Making the Future Female

NEVER TRUST A TORY


As the Conservatives – AKA The Party of the Rich – prepare for their annual conference in Birmingham, British people are realising in greater number than ever before just how little the elite politicians care about ordinary citizens.

An example of this can be seen in how the Tories are aiming to allow the mainsteam communications media to continue to self-regulate, even as the scandal of phone-hacking is still being investigated, and police are still in the process of questioning and charging possible criminal suspects.

It is exactly the same with the financial crisis: the failed and disgraced bankers and financiers are close friends, colleagues and relatives of members of the Tory Party – that is why there have been no arrests stemming from the actions leading to the world recession.

Not only that, but Cameron has appointed individuals from the worst offending banks to sit on committees considering Britain’s finances and made others government officials.

Those close to the corridors of power suggest this is because the politicians know that it will be easier to sneak this lack of statutory regulation through before any high profile sentences are passed against the Prime Minister’s former media secretary, Andy Coulson, and close friend Rebekah Brooks.

Hacked Off said it was concerned by comments made by Tory ministers.

Appearing before the inquiry, the education secretary, Michael Gove, argued against the statutory regulation of the press and urged Leveson to “consider carefully” his proposals. 

Theresa May, home secretary, has given a warning on possible “unintended consequences” if self-regulation were scrapped.
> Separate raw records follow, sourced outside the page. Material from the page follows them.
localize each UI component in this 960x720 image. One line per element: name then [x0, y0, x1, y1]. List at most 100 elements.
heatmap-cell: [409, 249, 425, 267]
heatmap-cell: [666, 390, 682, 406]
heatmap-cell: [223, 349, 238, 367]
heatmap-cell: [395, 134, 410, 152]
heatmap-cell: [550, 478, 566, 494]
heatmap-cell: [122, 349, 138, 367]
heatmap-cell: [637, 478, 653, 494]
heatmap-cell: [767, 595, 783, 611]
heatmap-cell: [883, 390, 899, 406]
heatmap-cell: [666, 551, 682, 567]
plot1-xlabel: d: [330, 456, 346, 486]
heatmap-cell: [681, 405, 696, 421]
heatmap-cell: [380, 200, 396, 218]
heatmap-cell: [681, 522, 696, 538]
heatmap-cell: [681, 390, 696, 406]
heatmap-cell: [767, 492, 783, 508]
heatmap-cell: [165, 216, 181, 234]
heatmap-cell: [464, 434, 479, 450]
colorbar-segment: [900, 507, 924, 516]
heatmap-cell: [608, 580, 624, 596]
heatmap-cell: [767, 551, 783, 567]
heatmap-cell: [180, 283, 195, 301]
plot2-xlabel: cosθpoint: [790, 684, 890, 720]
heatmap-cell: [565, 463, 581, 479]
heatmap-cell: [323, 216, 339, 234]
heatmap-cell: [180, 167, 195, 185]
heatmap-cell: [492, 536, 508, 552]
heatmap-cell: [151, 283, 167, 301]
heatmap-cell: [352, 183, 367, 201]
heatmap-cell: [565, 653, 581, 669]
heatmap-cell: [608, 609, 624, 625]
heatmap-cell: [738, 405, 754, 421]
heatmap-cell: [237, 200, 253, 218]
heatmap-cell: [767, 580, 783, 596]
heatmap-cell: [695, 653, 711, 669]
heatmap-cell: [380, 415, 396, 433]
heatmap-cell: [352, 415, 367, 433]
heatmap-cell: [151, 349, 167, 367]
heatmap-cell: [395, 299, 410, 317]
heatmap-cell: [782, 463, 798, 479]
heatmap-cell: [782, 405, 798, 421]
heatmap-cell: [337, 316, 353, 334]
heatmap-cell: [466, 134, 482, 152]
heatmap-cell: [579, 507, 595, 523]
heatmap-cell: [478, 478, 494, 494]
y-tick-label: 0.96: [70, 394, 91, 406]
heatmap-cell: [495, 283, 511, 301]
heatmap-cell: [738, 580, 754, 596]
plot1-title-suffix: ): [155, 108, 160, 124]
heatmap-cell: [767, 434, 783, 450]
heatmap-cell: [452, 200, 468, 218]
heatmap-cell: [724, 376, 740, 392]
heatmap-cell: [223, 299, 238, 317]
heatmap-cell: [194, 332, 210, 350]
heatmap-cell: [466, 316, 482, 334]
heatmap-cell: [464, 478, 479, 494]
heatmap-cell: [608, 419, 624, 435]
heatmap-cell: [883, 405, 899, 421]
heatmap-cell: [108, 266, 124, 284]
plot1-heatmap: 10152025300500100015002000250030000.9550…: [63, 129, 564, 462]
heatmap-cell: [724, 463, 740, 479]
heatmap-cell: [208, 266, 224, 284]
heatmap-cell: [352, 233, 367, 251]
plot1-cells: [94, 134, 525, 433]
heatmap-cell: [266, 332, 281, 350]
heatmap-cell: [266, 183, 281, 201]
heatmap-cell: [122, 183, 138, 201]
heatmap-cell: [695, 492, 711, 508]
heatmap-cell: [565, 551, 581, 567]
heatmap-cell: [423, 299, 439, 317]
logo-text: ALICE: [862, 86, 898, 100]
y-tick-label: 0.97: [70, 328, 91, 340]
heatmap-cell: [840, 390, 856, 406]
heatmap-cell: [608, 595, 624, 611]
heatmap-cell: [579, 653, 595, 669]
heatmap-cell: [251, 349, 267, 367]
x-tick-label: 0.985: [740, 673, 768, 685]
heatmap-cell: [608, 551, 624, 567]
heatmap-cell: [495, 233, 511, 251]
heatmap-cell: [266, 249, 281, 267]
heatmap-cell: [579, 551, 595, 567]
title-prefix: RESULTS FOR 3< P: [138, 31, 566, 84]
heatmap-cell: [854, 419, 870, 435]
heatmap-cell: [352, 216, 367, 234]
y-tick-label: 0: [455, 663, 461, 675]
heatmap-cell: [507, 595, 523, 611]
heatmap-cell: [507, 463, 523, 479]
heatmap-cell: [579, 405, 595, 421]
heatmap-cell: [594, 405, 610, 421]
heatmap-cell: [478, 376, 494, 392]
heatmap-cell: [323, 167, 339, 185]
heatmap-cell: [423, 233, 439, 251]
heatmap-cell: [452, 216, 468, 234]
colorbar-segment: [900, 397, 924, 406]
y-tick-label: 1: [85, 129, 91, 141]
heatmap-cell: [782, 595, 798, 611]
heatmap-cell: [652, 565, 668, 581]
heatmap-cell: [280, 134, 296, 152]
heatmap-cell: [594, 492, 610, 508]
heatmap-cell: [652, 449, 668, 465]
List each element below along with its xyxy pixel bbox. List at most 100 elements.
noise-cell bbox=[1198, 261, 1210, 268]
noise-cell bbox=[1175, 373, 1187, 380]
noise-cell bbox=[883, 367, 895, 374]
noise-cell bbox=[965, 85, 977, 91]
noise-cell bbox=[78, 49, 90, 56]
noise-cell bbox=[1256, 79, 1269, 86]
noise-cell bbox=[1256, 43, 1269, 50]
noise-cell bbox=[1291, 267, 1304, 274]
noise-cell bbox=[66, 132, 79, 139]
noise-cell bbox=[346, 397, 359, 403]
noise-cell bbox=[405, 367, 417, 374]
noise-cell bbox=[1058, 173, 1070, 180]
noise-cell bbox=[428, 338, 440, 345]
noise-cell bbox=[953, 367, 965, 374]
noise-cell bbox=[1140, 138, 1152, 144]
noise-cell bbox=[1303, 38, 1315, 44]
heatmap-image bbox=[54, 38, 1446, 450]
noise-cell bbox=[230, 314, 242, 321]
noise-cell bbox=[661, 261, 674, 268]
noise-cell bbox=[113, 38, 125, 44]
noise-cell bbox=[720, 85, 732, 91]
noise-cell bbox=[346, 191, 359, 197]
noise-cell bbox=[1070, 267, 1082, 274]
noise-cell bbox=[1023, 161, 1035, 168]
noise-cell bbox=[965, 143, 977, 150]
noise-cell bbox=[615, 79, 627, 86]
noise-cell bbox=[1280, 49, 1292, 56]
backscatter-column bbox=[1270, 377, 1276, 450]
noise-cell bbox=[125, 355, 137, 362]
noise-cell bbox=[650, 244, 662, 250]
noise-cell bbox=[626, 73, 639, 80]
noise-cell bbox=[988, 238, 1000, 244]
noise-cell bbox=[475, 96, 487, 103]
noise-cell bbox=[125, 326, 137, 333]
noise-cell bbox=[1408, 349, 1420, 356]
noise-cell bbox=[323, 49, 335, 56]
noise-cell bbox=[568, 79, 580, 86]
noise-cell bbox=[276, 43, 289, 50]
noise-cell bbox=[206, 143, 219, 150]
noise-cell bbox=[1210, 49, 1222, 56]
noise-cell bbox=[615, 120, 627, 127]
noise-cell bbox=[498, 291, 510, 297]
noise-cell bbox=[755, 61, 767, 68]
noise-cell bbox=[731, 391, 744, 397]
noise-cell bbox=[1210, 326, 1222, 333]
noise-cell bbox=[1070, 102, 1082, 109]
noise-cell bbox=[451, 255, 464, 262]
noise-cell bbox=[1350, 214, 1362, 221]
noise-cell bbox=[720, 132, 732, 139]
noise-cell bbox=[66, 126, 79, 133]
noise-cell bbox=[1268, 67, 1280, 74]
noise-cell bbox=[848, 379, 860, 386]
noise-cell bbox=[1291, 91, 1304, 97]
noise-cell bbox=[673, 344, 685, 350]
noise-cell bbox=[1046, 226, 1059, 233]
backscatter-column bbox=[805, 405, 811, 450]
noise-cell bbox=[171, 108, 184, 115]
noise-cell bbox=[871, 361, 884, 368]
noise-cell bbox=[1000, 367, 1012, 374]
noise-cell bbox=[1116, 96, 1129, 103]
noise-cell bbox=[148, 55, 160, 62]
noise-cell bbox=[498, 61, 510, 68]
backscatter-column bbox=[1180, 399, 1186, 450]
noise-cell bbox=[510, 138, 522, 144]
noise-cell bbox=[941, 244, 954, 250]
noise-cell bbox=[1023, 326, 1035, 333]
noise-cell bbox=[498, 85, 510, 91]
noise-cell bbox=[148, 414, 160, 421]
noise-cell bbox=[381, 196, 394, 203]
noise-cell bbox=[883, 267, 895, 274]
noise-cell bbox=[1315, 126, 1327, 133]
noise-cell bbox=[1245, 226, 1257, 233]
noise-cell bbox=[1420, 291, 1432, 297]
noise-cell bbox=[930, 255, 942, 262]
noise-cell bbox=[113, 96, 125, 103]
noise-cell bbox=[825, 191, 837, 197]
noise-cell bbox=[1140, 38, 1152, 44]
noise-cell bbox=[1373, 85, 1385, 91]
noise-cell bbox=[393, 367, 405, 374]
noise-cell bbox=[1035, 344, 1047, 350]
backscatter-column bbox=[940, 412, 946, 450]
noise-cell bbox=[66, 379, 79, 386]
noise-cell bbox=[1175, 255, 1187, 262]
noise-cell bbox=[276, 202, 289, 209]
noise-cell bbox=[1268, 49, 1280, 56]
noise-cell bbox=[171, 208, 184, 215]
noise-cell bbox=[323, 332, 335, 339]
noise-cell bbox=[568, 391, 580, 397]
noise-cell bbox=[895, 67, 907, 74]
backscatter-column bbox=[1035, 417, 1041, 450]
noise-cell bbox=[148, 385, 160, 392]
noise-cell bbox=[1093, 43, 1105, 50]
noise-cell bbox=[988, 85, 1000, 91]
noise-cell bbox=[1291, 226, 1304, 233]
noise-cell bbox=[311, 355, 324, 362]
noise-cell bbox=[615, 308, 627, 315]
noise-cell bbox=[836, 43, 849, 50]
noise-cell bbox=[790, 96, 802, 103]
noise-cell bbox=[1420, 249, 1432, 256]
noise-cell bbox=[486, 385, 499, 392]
Gove, of course, formerly worked for Murdoch’s News International, a subsidary of News Corp.

On 5 July 2011 in partnership with Professor Brian Cathcart and other concerned individuals, the Media Standards Trust formed the “Hacked Off” campaign.

The Media Standards Trust was formed in 2006 to address concerns of a deterioration in journalistic standards at a time when the media were becoming enormously powerful while remaining largely opaque and unaccountable.

2 responses

  1. Morning. Nice round up. Sharing now!

    October 8, 2012 at 6:57 am

  2. As usual, politics is all spin and no substance. The problem with representational democracy is that we either have no one decent to vote for or, having been voted in, said decent person quickly learns how to toe the party line. Wouldn’t it be nice if we could initiate a class action against our politicians? Yeah, yeah, I’ll wake up any second now.